De regels voor rij- en rusttijden van taxichauffeurs worden aan het einde van dit jaar flink versoepeld. Taxichauffeurs, zowel zzp als loondienstchauffeurs, mogen straks vrijwel onbeperkt nachtdiensten draaien. Zolang ze maar voldoen aan genoeg dagelijkse en wekelijkse rust. De inspectie Leefomgeving en Transport (ILT) controleert dan alleen nog maar op pauze, dagelijkse rusttijd en wekelijkse rusttijd. Het begrip ‘rijtijd’ verdwijnt. Het Sociaal Fonds Taxi (SFT) controleert straks op naleving van de cao-afspraken over arbeidstijd. Dat heeft staatssecretaris Mansveld laten weten aan de Tweede Kamer.

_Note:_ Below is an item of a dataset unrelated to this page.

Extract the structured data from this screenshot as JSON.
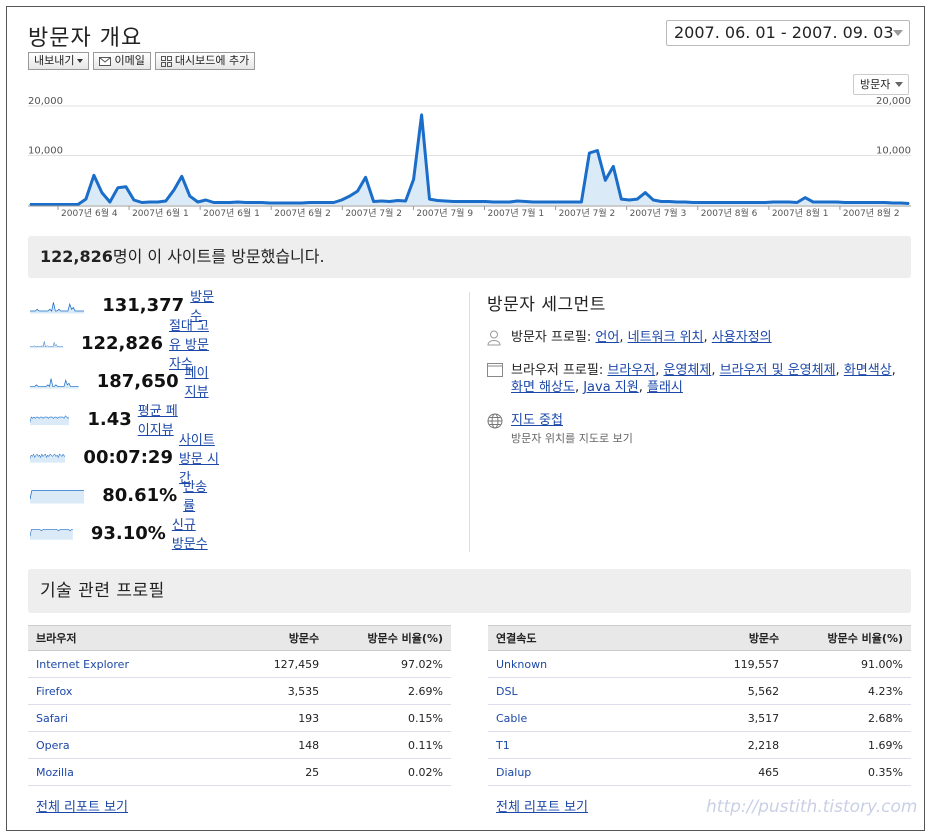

De staatssecretaris verwacht de regels in het najaar aan de Kamer te kunnen voorleggen. De nieuwe regels zijn een uitwerking van Motie de Mos, die op verzoek van de taxibranche was ingediend om de rij- en rusttijden voor taxivervoer te vereenvoudigen.
“Zzp-taxichauffeurs moeten straks minimaal 10 uur per dag rust hebben. Eens in de 14 dagen mogen ze minimaal 8 uur rusten. Er wordt daarbij niet gekeken naar de hoeveelheid nachtdiensten. De werktijden mogen ze zelf bepalen”, legt Carlijn Donselaar, woordvoerster ministerie Infrastructuur en Milieu, uit. “Verder geldt minimaal 72 uur aaneengesloten rust in de 14 dagen. Ze mogen die zelf splitsen in perioden van elk minimaal 24 uur.”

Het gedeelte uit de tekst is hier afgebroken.